Offen gesagt sehe ich bei der Fünften die Sinnhaftigkeit der Bearbeitung per se schon als Geschmackssache an ...
Noch ein paar Tipps bezüglich Mahler-Arrangements:
Ich bin sehr von der Mahler 4ten in dem Reduktions-Arrangement von Klaus Simon in der Aufnahme mit Contratto angetan - auch als Alternative zu dem ebenfalls ausgezeichnetem alten Arrangement von Erwin Stein (1921). Stein kannte noch keinen Dennis Brain, sonst hätte er vielleicht die Besetzung mit Horn gewagt, aber auch diese noch schlichtere Variante ohne Fagott und Horn gibt dieser Sinfonie eine noch strukturellere Erscheinung und Zeichnung der thematischen Arbeit.
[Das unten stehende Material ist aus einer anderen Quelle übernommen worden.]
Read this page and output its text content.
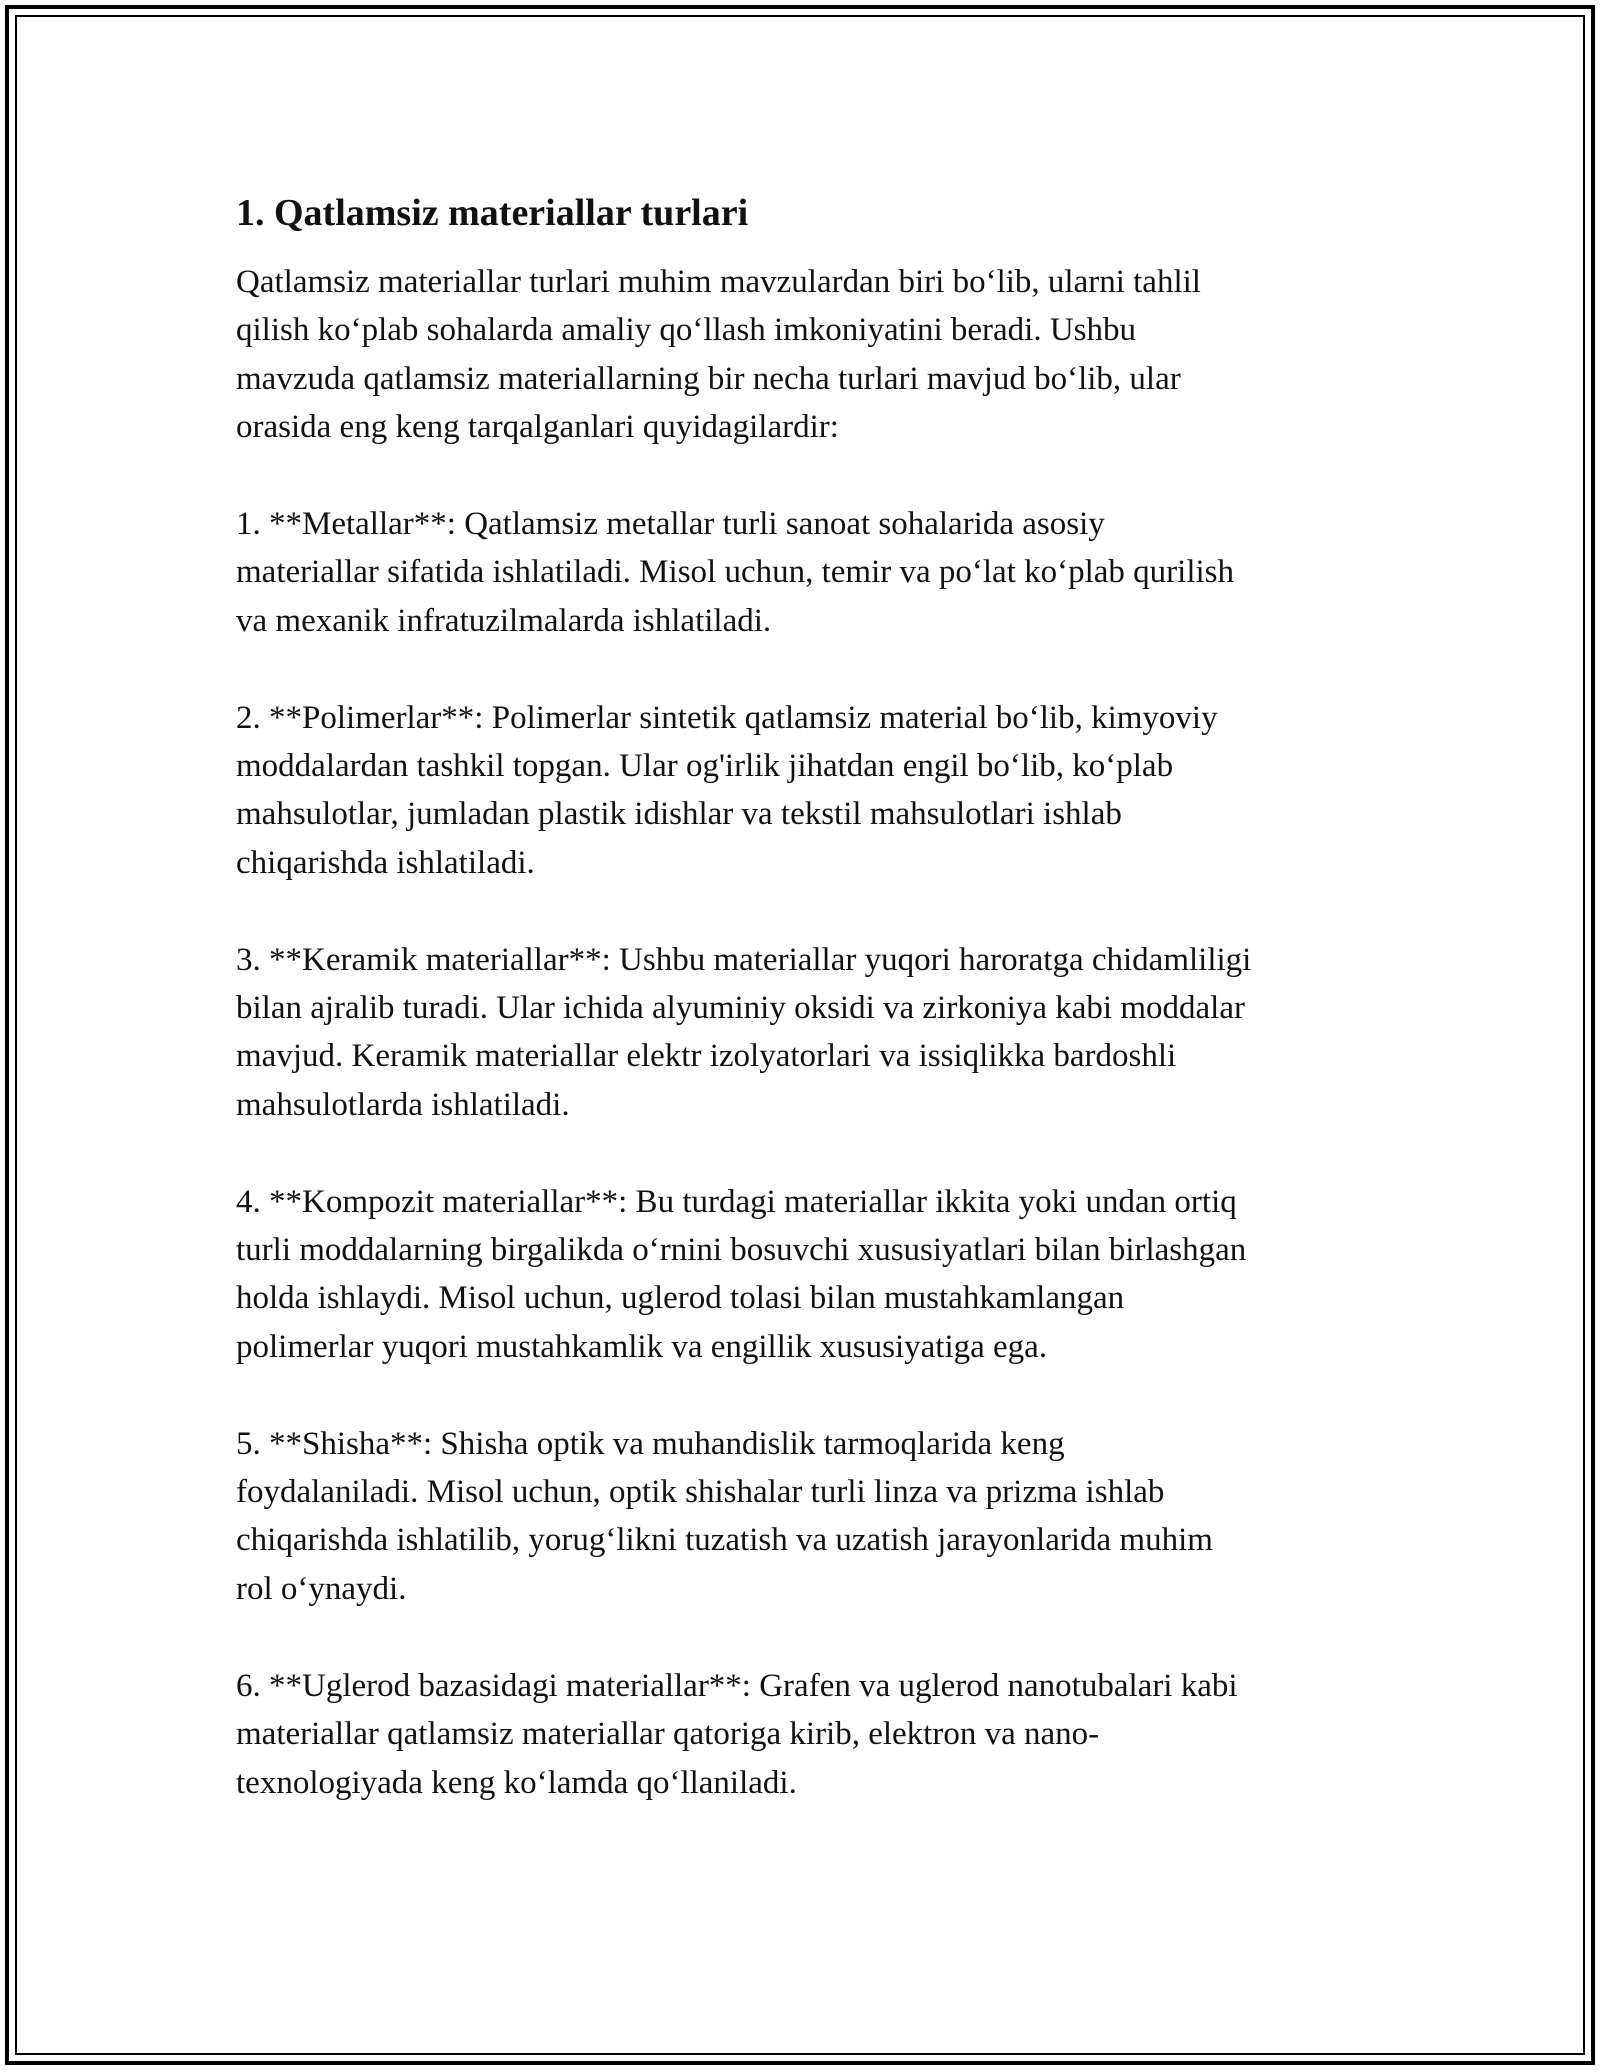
1. Qatlamsiz materiallar turlari

Qatlamsiz materiallar turlari muhim mavzulardan biri bo‘lib, ularni tahlil
qilish ko‘plab sohalarda amaliy qo‘llash imkoniyatini beradi. Ushbu
mavzuda qatlamsiz materiallarning bir necha turlari mavjud bo‘lib, ular
orasida eng keng tarqalganlari quyidagilardir:

1. **Metallar**: Qatlamsiz metallar turli sanoat sohalarida asosiy
materiallar sifatida ishlatiladi. Misol uchun, temir va po‘lat ko‘plab qurilish
va mexanik infratuzilmalarda ishlatiladi.

2. **Polimerlar**: Polimerlar sintetik qatlamsiz material bo‘lib, kimyoviy
moddalardan tashkil topgan. Ular og'irlik jihatdan engil bo‘lib, ko‘plab
mahsulotlar, jumladan plastik idishlar va tekstil mahsulotlari ishlab
chiqarishda ishlatiladi.

3. **Keramik materiallar**: Ushbu materiallar yuqori haroratga chidamliligi
bilan ajralib turadi. Ular ichida alyuminiy oksidi va zirkoniya kabi moddalar
mavjud. Keramik materiallar elektr izolyatorlari va issiqlikka bardoshli
mahsulotlarda ishlatiladi.

4. **Kompozit materiallar**: Bu turdagi materiallar ikkita yoki undan ortiq
turli moddalarning birgalikda o‘rnini bosuvchi xususiyatlari bilan birlashgan
holda ishlaydi. Misol uchun, uglerod tolasi bilan mustahkamlangan
polimerlar yuqori mustahkamlik va engillik xususiyatiga ega.

5. **Shisha**: Shisha optik va muhandislik tarmoqlarida keng
foydalaniladi. Misol uchun, optik shishalar turli linza va prizma ishlab
chiqarishda ishlatilib, yorug‘likni tuzatish va uzatish jarayonlarida muhim
rol o‘ynaydi.

6. **Uglerod bazasidagi materiallar**: Grafen va uglerod nanotubalari kabi
materiallar qatlamsiz materiallar qatoriga kirib, elektron va nano-
texnologiyada keng ko‘lamda qo‘llaniladi.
Klaus Simons Version mit zusätzlichem Horn und Fagott lässt mehr die originale volle Orchesterfassung Mahlers erinnern. Beide Fassungen haben einen starken Reiz, beide Reduktionen sind eine klare Bereicherung des Repertoires.
Ebenso ist eine Reduktion des Lied von der Erde (Schönberg/Riehn) wegen der großenteils starken Intimität stimmig. Auch die Neunte (Simon - aber nur in der RCO Chamber Orchestra Aufnahmewegen der phantastischen Musiker!) und die Zehnte (Castelletti, nochmals bearbeitet von Sturgards in dessen Aufnahme) haben ihre starke Momente.
Die Sechste ist in der Klavierfassung von Zemlinsky durchaus hörendwert (habe bei YouTube die Simon-Fassung gehört), ebenso die Siebte in der Klavierfassung von Casella (im Gegensatz zur Stangel Taschenphilharmonie-Aufnahme, die einfach für meine Empfinden und Ohr zu mangelhaft ist). Extravagant aber im persönlichen Ton überzeugend ist die Solo-Klavier Fassung von Lühl...
In der ersten Sinfonie funktioniert diese Reduktion allerdings m.E. nicht so gut. Das liegt wohl hautsächlich an dem völlig anderen und viel stärker auf Raumwirkungen und Farben und Klanggröße ausgelegtem Konzept dieser phantastischen und jugendlich-himmelsstürmerischen Sinfonie.